After getting the bus back to Samcheok from the cave, we boarded another bus to Haesindang Park. The bus terminal staff are clearly used to waygooks on the penis hunt, and they gave us a print out of the bus timetable for the park before we had a chance to ask for tickets. It's a 50 minute ride along the coast, and we were shooed off the bus at the right stop by a few locals who knew what we were up to.
The park spans a few square kilometres and aside from the most obvious attractions, it boasts a gorgeous view of Korea's rugged Eastern coastline.
Entrance to the park is 3,000 won and you can go in through the back if you want (hyuk hyuk). We started at the top of the hill and worked our way down. Now a disclaimer: This park is full of penis statues. If you are reading this at work I advise you to check over your shoulder NOW to make sure you won't get caught, or play it safe and read this at home. I'll give you a bit more text in case you've accidentally scrolled too far, and use this opportunity to tell you why there is a park full of penises on a hillside in Korea.
Legend has it that in the local fishing village there was once a young maiden who was engaged. One day she was out collecting seaweed from the rocks when a storm rose up and dragged her out to sea. Sadly, (but really happily, as the next part of the story is AMAZING) she drowned. Shortly after her death, the fishermen's catches began to dwindle, until they weren't able to survive on the sea's meagre offerings.
A fisherman relieving himself off the rocks noticed that when he exposed his genitals to urinate, he was able to hook a few fish. Remembering the deceased maiden, he realised that her lust for penis was scaring the fish away! He got some of his fisherbuddies together, and they carved wooden dildos and threw them into the water to appease her. This did the trick, and soon the village was awash with fish! To ensure the maiden would never go unsatisfied, they set up the penis park on the shore to keep the fish around year-long. I am not making this up.

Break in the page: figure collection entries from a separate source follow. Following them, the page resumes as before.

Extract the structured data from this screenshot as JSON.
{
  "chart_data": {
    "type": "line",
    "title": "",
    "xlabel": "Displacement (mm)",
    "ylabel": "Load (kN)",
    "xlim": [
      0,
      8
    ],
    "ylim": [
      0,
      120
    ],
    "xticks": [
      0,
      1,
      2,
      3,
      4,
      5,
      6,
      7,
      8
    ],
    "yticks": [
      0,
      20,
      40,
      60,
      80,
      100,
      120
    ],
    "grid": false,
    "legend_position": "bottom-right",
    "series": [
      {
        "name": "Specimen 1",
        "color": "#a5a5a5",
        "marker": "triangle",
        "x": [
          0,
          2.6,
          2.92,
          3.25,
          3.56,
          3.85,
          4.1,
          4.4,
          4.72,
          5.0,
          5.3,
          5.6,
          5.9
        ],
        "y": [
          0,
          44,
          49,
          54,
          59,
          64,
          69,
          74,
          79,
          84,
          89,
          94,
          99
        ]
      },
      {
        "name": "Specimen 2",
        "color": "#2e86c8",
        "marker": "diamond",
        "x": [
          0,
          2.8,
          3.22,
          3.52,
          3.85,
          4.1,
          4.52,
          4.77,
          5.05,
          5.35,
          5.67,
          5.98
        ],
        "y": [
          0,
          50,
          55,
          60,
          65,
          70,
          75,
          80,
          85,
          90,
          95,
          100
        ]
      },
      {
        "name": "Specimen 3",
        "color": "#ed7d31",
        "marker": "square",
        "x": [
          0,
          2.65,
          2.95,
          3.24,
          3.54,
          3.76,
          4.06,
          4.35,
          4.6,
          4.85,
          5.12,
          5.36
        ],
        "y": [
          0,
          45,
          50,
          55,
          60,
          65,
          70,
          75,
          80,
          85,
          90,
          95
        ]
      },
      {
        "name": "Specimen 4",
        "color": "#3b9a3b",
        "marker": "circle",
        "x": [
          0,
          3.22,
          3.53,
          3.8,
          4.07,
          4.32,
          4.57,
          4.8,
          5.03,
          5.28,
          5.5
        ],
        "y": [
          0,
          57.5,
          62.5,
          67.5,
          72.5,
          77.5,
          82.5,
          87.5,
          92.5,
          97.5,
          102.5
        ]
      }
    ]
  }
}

|Chillin out on a marble penis.|
|A park full of penises is ideal for kids!|
|Every time I clicked 'Extra Large' on these pictures I giggled.|
|Statues of the 'Eureka!' moment when the fishermen solved all their problems.|
|This thing actually moves, but doesn't spray water from the tip. Gutted.|
|A shrine to the woman who started it all.|
|The local lighthouse.|
|Souvenirs at the gift shop. I got a shot glass with a penis in it, I use it to measure spices.|
It was a bitch to get there, and we didn't get back until half an hour before work started on Monday, but it was a great trip overall and worth it just for the puns. Recommended.